There are endless filling recipes, and ways of folding, but the most common involve pork or prawn, and often together. The wrappers can be made with flour and a little hot water, or you can buy pre-made from your local Asian supermarket. Personally, I don’t find there to be enough of a difference in quality or taste between the bought and home made wrappers to warrant the time spent rolling and cutting. This recipe below will make you a large amount of dumplings, but they freeze well so don’t be put off by the large quantity.

PORK AND PRAWN JIAOZI
PREP TIME
1 hr 30 mins
COOK TIME
15 mins
TOTAL TIME
1 hr 45 mins
 

Delicate Chinese dumplings filled with pork, prawn and cabbage, and flavoured with ginger and garlic with a soy and sesame dip

COURSE: Main Course
CUISINE: Chinese
SERVINGS: 50 dumplings
AUTHOR: madnad
INGREDIENTS
Dumplings
  • 1 packet (50) Dim Sum/Gyozi Wrappers
  • 125 g Pak Choi (Chinese Cabbage)
  • 3 Spring Onions
  • 200 g Raw Prawns
  • 300 g Minced Pork
  • 2 tablespoon Soy Sauce
  • 1 tablespoon Sesame Oil
  • 1 tablespoon Rice Wine
  • 1 tablespoon Ginger and Garlic Paste
  • 1 tablespoon Caster Sugar
  • 2 teaspoon Cornflour
  • Pinch Salt and Ground Black Pepper
Dipping Sauce
  • 3 tablespoon Soy Sauce
  • 1 tablespoon Rice Wine
  • ½ teaspoon Sesame Oil
  • 1 Spring Onion finely sliced
INSTRUCTIONS
  1. Ensure the wrappers are defrosted

  2. Cut the root off the pak choi to separate the leaves.
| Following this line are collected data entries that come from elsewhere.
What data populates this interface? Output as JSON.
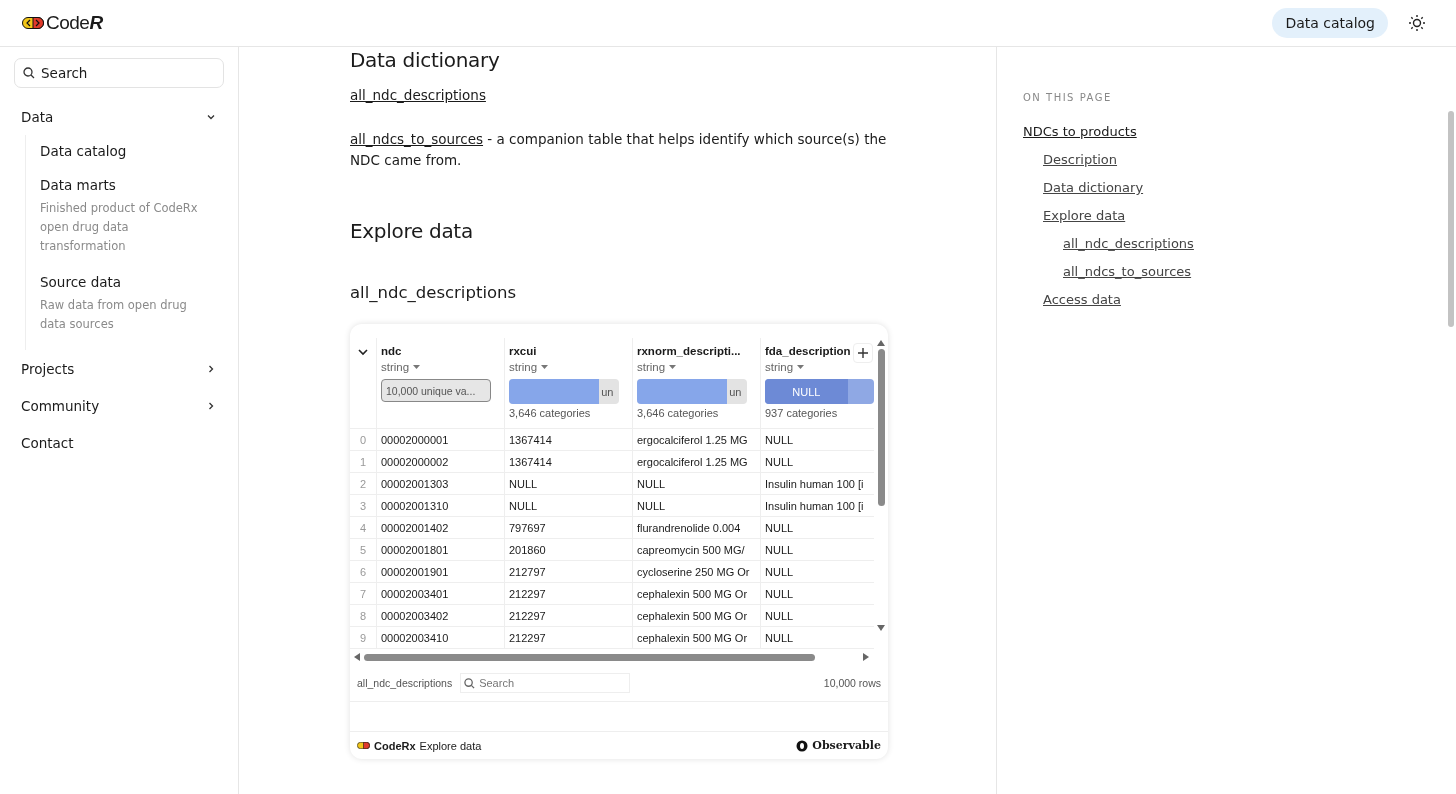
{
  "header": {
    "logo_text": "Code",
    "logo_mark": "R",
    "nav_button": "Data catalog"
  },
  "sidebar": {
    "search": {
      "placeholder": "Search"
    },
    "items": [
      {
        "label": "Data",
        "kind": "group",
        "expanded": true,
        "children": [
          {
            "label": "Data catalog"
          },
          {
            "label": "Data marts",
            "description": "Finished product of CodeRx open drug data transformation"
          },
          {
            "label": "Source data",
            "description": "Raw data from open drug data sources"
          }
        ]
      },
      {
        "label": "Projects",
        "kind": "group",
        "expanded": false
      },
      {
        "label": "Community",
        "kind": "group",
        "expanded": false
      },
      {
        "label": "Contact",
        "kind": "link"
      }
    ]
  },
  "content": {
    "heading": "Data dictionary",
    "links": [
      {
        "link": "all_ndc_descriptions"
      },
      {
        "link": "all_ndcs_to_sources",
        "text": " - a companion table that helps identify which source(s) the NDC came from."
      }
    ],
    "explore_heading": "Explore data",
    "table_heading": "all_ndc_descriptions",
    "table": {
      "columns": [
        {
          "name": "ndc",
          "type": "string",
          "summary": {
            "kind": "unique",
            "label": "10,000 unique va..."
          }
        },
        {
          "name": "rxcui",
          "type": "string",
          "summary": {
            "kind": "bar",
            "label": "un",
            "level": 0.82,
            "caption": "3,646 categories"
          }
        },
        {
          "name": "rxnorm_descripti...",
          "type": "string",
          "summary": {
            "kind": "bar",
            "label": "un",
            "level": 0.82,
            "caption": "3,646 categories"
          }
        },
        {
          "name": "fda_description",
          "type": "string",
          "summary": {
            "kind": "null",
            "label": "NULL",
            "level": 0.76,
            "caption": "937 categories"
          }
        }
      ],
      "rows": [
        {
          "index": "0",
          "cells": [
            "00002000001",
            "1367414",
            "ergocalciferol 1.25 MG",
            "NULL"
          ]
        },
        {
          "index": "1",
          "cells": [
            "00002000002",
            "1367414",
            "ergocalciferol 1.25 MG",
            "NULL"
          ]
        },
        {
          "index": "2",
          "cells": [
            "00002001303",
            "NULL",
            "NULL",
            "Insulin human 100 [i"
          ]
        },
        {
          "index": "3",
          "cells": [
            "00002001310",
            "NULL",
            "NULL",
            "Insulin human 100 [i"
          ]
        },
        {
          "index": "4",
          "cells": [
            "00002001402",
            "797697",
            "flurandrenolide 0.004",
            "NULL"
          ]
        },
        {
          "index": "5",
          "cells": [
            "00002001801",
            "201860",
            "capreomycin 500 MG/",
            "NULL"
          ]
        },
        {
          "index": "6",
          "cells": [
            "00002001901",
            "212797",
            "cycloserine 250 MG Or",
            "NULL"
          ]
        },
        {
          "index": "7",
          "cells": [
            "00002003401",
            "212297",
            "cephalexin 500 MG Or",
            "NULL"
          ]
        },
        {
          "index": "8",
          "cells": [
            "00002003402",
            "212297",
            "cephalexin 500 MG Or",
            "NULL"
          ]
        },
        {
          "index": "9",
          "cells": [
            "00002003410",
            "212297",
            "cephalexin 500 MG Or",
            "NULL"
          ]
        }
      ],
      "footer_name": "all_ndc_descriptions",
      "search": {
        "placeholder": "Search"
      },
      "row_count": "10,000 rows"
    },
    "embed_footer": {
      "brand": "CodeRx",
      "title": "Explore data",
      "credit": "Observable"
    }
  },
  "toc": {
    "title": "ON THIS PAGE",
    "items": [
      {
        "label": "NDCs to products",
        "children": [
          {
            "label": "Description"
          },
          {
            "label": "Data dictionary"
          },
          {
            "label": "Explore data",
            "children": [
              {
                "label": "all_ndc_descriptions"
              },
              {
                "label": "all_ndcs_to_sources"
              }
            ]
          },
          {
            "label": "Access data"
          }
        ]
      }
    ]
  }
}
If you want the dumplings less bitter, cut some of the green off. Place in a food processor with the spring onion and pulse until finely chopped. 

  3. Add in the remaining filling ingredients, and pulse until everything is well combined

  4. Using a pastry brush, brush a little water around the outer 1cm of the wrapper. Spoon a level teaspoon full of the filling into the middle of a wrapper, and fold one side over to form a half moon shape

  5. Either crimp with a fork, or pinch and pleat with your fingers until completely sealed. Place on an oiled baking sheet while you prepare the rest

    how to crimp a dimsum
  6. When ready to cook, place the dumplings in steamer baskets lined with dim sum paper to prevent them sticking. Place the basket in your wok over boiling water and steam for 15 minutes

  7. For the dip, mix the ingredients together and serve in a small bowl along side the dumplings

RECIPE NOTES

If you want to freeze the dumplings, place the oiled baking tray directly into the freezer for a couple of hours, then transfer the frozen dumplings into freezer bags in portions. Use within 3 months.